Pour l’introduction orchestrale d’Heureux ceux qui pleurent, en donnant beaucoup de poids aux graves, Andris Nelsons trouve la couleur la plus sombre que l’on puisse imaginer. Quand il entre, le chœur fait contraste par sa plénitude très équilibrée, presque céleste. Le chef a de Car toute chair est comme l’herbe une vision plus implacable que pastorale : nous sommes plus proches de la terreur du Requiem de Verdi que de la sérénité de celui de Fauré (tous deux postérieurs de quelques années). Le baryton Christian Gerhaher semble mener le début de Seigneur, enseigne-moi, par la prestance de ses interventions. Son évidente science du lied, avec un contrôle précis du vibrato, lui donne une présence, bien davantage musicale que scénique, tout à fait pertinente ici. Pour la fugue finale, Andris Nelsons prend le relai ; il la conduit avec tout le talent qu’on lui connaît pour donner tout leur éclat à ces longues pages qui s'intensifient petit à petit. Que vos demeures sont accueillantes est le premier moment de répit de cette interprétation plutôt tendue. Cette fois, même si Andris Nelsons n’accentue pas le côté guilleret de l’orchestre, ce serait plutôt lui qui consolerait le chœur.

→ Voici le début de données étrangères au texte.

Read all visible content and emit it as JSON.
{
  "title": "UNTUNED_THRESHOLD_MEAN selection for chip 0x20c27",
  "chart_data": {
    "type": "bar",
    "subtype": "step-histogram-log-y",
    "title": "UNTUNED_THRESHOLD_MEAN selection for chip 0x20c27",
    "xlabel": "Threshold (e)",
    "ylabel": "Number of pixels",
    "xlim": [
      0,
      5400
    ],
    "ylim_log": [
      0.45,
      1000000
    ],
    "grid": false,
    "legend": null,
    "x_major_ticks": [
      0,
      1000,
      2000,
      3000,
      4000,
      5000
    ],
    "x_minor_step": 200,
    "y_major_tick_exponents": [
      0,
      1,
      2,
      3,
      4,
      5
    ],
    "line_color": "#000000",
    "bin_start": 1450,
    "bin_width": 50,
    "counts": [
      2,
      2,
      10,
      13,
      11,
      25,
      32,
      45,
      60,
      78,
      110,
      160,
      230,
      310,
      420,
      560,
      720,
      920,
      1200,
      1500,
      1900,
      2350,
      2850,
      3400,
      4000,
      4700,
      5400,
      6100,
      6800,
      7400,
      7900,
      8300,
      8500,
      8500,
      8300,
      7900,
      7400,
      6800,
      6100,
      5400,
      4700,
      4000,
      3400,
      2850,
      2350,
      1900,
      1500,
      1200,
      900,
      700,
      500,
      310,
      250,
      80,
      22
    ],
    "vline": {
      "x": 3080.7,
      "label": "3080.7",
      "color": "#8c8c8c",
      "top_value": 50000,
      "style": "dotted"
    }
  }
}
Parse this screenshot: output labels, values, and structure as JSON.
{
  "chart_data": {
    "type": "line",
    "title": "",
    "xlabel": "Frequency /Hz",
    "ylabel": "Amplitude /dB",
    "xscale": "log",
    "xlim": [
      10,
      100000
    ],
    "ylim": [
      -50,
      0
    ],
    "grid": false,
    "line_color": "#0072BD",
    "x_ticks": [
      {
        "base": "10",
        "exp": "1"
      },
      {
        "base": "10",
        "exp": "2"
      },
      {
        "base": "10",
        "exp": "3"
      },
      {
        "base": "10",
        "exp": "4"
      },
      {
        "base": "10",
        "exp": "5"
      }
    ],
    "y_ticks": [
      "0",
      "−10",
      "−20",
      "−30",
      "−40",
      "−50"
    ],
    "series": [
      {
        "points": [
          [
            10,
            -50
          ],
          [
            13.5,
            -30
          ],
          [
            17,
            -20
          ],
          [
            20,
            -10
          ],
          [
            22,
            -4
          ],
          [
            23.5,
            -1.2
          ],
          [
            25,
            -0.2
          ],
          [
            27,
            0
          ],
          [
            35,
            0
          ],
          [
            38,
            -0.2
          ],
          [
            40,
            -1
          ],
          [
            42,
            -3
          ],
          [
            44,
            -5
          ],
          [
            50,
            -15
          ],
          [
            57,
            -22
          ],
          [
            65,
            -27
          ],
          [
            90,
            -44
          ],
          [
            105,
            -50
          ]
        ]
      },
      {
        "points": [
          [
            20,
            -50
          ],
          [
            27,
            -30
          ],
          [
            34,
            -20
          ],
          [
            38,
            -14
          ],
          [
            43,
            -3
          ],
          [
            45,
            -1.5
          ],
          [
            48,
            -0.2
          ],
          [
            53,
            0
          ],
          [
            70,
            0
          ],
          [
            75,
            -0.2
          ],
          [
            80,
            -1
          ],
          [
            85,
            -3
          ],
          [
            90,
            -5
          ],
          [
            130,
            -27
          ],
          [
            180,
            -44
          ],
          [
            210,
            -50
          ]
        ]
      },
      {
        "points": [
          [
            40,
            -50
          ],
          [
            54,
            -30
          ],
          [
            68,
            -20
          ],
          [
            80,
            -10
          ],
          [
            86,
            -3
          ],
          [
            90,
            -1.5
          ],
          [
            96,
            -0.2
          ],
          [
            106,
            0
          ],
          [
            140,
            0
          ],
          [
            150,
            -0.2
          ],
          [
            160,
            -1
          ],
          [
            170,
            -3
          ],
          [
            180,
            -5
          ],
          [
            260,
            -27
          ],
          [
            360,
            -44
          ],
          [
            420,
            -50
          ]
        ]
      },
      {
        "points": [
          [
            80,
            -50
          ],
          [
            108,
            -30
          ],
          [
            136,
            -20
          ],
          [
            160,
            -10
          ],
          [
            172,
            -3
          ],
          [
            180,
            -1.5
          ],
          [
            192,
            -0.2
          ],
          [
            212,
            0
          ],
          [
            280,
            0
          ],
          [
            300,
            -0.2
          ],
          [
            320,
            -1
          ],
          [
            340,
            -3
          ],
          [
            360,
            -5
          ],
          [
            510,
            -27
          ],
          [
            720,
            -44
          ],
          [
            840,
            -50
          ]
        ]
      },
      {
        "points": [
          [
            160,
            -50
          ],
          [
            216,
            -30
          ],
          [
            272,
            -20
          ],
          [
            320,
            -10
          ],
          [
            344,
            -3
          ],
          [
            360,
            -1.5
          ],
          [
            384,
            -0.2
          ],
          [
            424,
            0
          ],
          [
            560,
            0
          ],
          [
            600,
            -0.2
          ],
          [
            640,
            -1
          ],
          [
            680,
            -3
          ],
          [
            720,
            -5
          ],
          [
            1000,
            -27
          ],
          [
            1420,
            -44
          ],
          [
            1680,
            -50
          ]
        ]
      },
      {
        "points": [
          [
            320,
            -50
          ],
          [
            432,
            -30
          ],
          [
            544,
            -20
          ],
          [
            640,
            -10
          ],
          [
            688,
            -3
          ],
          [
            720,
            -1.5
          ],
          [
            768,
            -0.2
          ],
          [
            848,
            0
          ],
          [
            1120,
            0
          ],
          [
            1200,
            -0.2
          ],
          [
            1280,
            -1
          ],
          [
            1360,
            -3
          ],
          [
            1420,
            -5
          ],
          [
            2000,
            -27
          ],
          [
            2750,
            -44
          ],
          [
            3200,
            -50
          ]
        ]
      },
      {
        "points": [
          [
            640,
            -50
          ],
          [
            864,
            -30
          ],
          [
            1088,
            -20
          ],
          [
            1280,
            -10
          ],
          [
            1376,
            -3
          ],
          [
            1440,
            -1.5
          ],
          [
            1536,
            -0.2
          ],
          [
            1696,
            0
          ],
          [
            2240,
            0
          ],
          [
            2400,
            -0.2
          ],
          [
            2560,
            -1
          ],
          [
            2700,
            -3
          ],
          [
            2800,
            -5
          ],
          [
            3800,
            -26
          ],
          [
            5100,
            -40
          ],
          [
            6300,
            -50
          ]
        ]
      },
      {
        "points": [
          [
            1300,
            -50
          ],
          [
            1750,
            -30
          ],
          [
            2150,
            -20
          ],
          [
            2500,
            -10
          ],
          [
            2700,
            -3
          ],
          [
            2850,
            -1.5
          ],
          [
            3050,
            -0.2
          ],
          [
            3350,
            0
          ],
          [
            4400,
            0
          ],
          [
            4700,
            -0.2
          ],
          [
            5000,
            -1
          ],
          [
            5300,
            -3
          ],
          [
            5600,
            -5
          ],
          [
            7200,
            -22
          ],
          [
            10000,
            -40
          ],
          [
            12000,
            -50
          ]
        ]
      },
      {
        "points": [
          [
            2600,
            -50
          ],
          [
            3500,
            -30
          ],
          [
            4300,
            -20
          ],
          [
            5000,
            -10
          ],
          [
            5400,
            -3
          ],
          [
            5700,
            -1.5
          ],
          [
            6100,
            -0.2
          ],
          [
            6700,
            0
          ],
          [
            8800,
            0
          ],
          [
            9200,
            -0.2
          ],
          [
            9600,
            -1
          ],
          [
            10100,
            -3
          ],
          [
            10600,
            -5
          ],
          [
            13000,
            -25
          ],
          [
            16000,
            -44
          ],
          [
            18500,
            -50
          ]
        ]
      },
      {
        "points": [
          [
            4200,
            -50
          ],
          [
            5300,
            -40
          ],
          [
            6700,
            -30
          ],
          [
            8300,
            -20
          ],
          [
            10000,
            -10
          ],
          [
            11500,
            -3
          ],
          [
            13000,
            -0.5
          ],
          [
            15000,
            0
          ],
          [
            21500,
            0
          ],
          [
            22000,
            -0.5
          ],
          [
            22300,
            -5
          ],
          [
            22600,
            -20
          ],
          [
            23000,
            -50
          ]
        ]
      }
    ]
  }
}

Le morceau suivant, Vous êtes maintenant dans l’affliction, a été ajouté après-coup par Brahms (ce que certains, de nos jours encore, regrettent). C’est précisément l’Orchestre du Gewandhaus qui en a donné la première exécution publique. C’est le seul moment où une soprano solo intervient. Julia Kleiter a une voix superbe, très travaillée, mais qui de ce fait manque de simplicité. Andris Nelsons fait avancer Nous n’avons pas ici-bas de demeure permanente de main de maître, et les interventions du baryton s’y fondent, dociles, avant que n’éclate l’impressionnant passage où il est question de « la dernière trompette ». Ce passage n’est cependant pas tout à fait aussi terrifiant qu’il le pourrait. Et enfin, c’est Heureux les morts, vers lequel tend tout ce qui précède, et qui sonne avec une densité rare, comme si chaque choriste (mention spéciale au Chœur de l’Orchestre de Paris, préparé avec beaucoup de sérieux par Richard Wilberforce) et chaque instrumentiste avait pleinement intégré les derniers mots : « Qu'ils se reposent de leur labeur, car leurs œuvres les suivront. »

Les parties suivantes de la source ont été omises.